BNY’s Head of Markets Macro Strategy, Bob Savage, reports that the Bank of Korea (BoK) may consider policy easing in response to geopolitical shocks from the Middle East, which are threatening domestic growth in South Korea [1]. The new BoK governor is prioritizing market stability and has signaled a relaxed stance toward South Korean Won (KRW) weakness, indicating that exchange rate levels are not a concern as long as markets can absorb the adjustment [1].

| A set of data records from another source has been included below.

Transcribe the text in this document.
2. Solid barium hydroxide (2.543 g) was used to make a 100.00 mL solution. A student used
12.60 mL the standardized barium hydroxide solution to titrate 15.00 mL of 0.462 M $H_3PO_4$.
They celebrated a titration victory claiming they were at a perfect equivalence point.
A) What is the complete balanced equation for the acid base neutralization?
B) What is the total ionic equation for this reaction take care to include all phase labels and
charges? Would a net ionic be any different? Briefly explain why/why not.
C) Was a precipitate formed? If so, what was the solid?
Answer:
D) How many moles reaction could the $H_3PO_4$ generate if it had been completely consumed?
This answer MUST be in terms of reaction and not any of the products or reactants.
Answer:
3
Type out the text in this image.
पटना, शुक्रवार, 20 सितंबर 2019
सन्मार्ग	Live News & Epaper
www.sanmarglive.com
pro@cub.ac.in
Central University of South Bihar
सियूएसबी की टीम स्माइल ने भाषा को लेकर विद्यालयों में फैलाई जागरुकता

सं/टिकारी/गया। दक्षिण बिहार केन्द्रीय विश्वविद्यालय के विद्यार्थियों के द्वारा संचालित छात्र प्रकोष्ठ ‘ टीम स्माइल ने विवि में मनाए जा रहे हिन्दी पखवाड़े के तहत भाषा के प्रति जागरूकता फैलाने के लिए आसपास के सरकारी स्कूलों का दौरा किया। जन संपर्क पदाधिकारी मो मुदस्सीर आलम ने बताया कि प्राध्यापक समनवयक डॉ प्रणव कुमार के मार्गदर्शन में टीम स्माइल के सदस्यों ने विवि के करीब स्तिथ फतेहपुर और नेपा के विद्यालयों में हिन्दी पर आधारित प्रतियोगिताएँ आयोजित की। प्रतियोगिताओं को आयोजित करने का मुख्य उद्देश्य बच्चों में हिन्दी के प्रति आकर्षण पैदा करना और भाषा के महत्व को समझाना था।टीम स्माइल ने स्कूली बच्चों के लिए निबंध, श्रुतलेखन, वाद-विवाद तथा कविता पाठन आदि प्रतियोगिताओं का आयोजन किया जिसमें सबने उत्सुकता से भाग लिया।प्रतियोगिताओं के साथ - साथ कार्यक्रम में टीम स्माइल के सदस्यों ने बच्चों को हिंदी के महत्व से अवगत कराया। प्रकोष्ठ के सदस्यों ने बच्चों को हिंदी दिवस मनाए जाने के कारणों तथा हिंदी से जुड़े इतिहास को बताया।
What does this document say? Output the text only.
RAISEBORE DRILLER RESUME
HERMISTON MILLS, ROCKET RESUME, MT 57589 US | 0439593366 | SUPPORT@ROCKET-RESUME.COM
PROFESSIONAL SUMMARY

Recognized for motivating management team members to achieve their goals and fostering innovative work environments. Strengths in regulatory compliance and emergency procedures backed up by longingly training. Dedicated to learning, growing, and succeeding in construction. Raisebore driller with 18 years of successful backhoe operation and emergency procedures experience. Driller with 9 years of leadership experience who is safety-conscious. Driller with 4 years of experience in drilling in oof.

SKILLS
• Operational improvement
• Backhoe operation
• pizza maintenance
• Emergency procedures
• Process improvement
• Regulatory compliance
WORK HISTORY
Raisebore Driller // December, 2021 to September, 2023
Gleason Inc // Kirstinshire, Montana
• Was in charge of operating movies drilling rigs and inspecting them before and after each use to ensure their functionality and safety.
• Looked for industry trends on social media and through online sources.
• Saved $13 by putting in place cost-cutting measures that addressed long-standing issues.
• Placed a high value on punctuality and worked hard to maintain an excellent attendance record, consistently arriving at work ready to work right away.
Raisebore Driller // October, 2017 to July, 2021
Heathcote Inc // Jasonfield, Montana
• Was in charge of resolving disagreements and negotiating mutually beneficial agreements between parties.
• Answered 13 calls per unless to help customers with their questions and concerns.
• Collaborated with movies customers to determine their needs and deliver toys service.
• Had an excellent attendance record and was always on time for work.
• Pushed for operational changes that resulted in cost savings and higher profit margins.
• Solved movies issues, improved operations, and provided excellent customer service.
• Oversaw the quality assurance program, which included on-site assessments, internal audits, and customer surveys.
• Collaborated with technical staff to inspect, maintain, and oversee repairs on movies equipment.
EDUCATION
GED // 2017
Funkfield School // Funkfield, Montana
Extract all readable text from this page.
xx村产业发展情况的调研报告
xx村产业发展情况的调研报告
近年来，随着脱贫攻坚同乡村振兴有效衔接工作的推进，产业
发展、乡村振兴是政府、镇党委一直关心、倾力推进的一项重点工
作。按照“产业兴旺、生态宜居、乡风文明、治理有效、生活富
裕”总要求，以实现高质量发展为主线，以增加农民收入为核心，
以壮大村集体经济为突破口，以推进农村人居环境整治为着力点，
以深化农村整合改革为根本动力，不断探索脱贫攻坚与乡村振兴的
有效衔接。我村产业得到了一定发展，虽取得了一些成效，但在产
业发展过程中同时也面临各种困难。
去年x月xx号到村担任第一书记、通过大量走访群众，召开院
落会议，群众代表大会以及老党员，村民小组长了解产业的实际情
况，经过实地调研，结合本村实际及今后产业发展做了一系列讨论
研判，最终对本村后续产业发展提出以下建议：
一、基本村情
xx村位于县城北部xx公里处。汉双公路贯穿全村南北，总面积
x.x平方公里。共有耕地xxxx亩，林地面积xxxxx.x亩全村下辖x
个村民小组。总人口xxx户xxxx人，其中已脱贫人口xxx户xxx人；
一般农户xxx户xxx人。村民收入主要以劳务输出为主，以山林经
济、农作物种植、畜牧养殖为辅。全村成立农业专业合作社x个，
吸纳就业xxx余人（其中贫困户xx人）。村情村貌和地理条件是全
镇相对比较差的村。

South Korean President Lee Jae Myung has instructed senior officials to take bold measures to address the energy crisis caused by the war in the Middle East, stating that the government may issue an emergency economic decree if necessary [1]. President Lee downplayed foreign exchange risks, citing ample USD liquidity, and signaled tolerance for KRW weakness [1]. He also mentioned that policy easing may be necessary as the Middle East situation adds to economic difficulties, and noted that the inflationary impact of the envisioned extra budget would likely be limited at its current scale and design [1].
The ongoing foreign equity outflows and the BoK’s relaxed response to KRW weakness are making it harder for investors to buy into the bond narrative, as the focus shifts to oil shocks and their impact on the economy [1]. No specific dates, percentages, or further analyst opinions were provided in the article [1].
CONCLUSION
The Bank of Korea is signaling a potential shift toward policy easing and greater tolerance for KRW weakness as South Korea faces economic challenges from Middle East geopolitical shocks. President Lee Jae Myung is considering emergency measures to address the energy crisis, while the BoK’s stance is impacting investor sentiment toward bonds. The market is likely to remain cautious as oil shocks and currency volatility persist.